Description
This recipe is also known as "coniglio bianco". A fantastic and tasty braised rabbit.
Ingredients
2 rabbits
80 ml (1/3 cup) olive oil
1 onion, sliced
125 ml (1/2 cup) white wine
1 tsp dried thyme
6 garlic cloves, roasted
Salt
15 green olives, pitted, halved
1/4 cup chopped parsley leaves
Mashed potatoes, polenta or rice, to serve
Quick rabbit stock:
2 bay leaves
1/2 tsp fennel seeds
1 tsp coriander seeds
1 tsp cracked black peppercorns
Salt
Directions
First chop up the rabbits into serving size pieces. Save the smaller bones in the pelvis, ribs, belly flaps and neck for the stock.
To make the stock, place all the rabbit pieces in a pot and cover them with cool water to cover approx. 1 cm. Bring this to a boil, then turn off the heat. Skim off any fat off the top. Fish out all the good pieces of rabbit – legs and saddle – and put them in a bowl in the fridge. Add the remaining stock ingredients, return everything to a bare simmer and cook for 1 hour. Strain stock and set aside.

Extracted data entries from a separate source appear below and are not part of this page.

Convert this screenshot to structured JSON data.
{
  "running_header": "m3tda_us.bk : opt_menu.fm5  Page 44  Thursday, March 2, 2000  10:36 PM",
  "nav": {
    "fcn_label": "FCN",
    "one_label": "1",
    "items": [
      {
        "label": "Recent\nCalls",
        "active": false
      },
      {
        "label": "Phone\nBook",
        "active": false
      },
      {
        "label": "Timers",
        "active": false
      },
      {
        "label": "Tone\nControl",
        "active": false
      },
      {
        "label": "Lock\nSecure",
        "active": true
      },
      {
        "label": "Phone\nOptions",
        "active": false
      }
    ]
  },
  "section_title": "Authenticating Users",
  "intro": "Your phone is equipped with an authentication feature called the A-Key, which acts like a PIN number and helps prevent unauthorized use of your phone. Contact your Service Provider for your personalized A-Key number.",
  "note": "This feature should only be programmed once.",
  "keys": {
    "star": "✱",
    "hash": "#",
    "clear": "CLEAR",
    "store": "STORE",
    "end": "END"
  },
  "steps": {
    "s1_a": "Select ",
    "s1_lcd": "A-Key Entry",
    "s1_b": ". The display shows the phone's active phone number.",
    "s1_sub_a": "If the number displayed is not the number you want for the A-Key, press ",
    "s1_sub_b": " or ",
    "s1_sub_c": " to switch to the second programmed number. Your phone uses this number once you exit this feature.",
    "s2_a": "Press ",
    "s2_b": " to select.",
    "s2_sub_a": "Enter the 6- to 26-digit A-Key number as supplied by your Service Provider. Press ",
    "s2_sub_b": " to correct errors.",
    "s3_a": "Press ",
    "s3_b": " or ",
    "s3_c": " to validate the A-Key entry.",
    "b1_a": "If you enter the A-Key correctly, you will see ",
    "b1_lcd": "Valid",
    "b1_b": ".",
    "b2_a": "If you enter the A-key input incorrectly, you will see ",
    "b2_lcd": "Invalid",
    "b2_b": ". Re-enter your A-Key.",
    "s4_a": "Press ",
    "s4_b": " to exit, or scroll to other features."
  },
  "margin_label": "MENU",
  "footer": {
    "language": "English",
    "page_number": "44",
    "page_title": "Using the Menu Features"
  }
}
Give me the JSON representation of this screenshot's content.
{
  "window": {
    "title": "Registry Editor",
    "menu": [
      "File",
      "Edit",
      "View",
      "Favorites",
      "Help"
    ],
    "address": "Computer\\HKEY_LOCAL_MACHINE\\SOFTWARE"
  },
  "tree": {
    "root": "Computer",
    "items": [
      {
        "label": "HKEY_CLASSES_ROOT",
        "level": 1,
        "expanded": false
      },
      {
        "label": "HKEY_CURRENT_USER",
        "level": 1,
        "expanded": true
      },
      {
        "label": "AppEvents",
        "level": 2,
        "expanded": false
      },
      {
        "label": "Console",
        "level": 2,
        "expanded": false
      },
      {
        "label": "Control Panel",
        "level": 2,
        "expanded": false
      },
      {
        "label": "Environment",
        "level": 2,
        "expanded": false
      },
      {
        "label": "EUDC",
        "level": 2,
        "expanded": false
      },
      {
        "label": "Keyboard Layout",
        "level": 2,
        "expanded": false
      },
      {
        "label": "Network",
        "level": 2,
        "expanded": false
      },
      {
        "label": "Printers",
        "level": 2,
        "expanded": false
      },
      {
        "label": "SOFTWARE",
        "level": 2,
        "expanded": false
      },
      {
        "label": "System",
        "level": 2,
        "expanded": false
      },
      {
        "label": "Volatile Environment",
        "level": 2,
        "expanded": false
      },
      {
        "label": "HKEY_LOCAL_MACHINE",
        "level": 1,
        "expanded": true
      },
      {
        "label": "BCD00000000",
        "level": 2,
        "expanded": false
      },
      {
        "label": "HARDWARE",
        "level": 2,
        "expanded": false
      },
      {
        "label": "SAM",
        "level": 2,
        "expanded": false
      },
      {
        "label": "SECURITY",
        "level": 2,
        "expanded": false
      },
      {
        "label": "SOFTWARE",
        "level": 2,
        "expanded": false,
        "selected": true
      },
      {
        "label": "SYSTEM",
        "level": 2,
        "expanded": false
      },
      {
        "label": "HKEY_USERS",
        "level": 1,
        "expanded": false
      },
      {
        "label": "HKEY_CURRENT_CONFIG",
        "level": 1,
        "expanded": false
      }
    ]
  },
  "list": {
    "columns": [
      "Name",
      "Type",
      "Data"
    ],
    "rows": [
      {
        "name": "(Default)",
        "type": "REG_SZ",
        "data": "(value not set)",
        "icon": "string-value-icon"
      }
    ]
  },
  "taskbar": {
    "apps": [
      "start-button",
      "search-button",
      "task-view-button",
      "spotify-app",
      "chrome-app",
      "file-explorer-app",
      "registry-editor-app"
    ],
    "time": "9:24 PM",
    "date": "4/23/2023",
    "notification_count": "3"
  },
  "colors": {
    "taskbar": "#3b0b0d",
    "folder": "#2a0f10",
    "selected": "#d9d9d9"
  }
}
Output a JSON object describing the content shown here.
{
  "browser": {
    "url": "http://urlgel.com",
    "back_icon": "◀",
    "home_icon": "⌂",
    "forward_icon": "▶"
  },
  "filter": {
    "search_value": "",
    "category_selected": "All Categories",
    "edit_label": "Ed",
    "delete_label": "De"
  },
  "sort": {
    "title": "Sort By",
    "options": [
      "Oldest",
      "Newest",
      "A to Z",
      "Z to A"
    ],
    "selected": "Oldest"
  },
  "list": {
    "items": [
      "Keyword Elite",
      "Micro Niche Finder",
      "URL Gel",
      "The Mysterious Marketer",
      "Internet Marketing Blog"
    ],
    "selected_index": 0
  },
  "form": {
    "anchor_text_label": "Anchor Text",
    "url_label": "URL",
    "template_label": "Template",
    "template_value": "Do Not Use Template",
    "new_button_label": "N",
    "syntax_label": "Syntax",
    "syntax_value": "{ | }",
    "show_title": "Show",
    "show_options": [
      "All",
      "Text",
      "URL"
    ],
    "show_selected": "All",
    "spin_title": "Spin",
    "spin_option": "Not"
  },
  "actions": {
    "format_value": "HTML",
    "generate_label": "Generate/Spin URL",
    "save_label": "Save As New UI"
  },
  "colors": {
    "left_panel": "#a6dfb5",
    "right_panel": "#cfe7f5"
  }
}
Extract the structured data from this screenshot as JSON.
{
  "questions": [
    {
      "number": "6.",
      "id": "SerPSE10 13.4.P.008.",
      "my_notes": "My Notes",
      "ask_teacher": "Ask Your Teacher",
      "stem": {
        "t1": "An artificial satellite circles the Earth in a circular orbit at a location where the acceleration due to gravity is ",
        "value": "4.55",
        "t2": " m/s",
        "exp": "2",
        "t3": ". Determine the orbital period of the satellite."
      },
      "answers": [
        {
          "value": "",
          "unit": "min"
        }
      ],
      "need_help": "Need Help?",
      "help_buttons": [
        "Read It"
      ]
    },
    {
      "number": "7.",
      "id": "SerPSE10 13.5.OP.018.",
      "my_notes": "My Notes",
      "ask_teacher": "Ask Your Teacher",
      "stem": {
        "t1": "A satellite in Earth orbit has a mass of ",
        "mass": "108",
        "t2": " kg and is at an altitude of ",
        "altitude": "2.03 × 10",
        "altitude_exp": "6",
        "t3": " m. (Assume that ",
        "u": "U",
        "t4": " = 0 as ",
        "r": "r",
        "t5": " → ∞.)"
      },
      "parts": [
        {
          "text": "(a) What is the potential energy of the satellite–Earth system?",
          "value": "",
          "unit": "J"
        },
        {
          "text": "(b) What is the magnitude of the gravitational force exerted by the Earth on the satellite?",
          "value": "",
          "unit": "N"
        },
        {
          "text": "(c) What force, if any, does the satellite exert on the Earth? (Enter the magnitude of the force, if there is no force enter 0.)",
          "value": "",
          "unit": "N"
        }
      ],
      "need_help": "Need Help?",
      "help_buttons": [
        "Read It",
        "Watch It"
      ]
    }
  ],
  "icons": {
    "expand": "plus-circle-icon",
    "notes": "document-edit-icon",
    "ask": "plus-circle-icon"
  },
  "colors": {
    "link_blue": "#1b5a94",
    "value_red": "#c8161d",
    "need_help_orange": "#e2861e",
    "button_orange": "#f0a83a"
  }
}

Now find a lidded pan, such as one to use for making a casserole, and heat the olive oil over medium heat. When it is hot, add the sliced onion and cook, stirring, until soft (do not brown them). Add 250 ml (1 cup) rabbit stock, the rabbit pieces from the fridge, the white wine, thyme and the roasted garlic. Bring to a simmer and season with salt to your taste. Turn the heat down to low, cover the pan and cook until the meat is tender approx. 2 hours.
Finish the dish by adding the green olives and fresh parsley. Cook for a further 2 minutes and serve with the mashed potatoes, polenta or rice.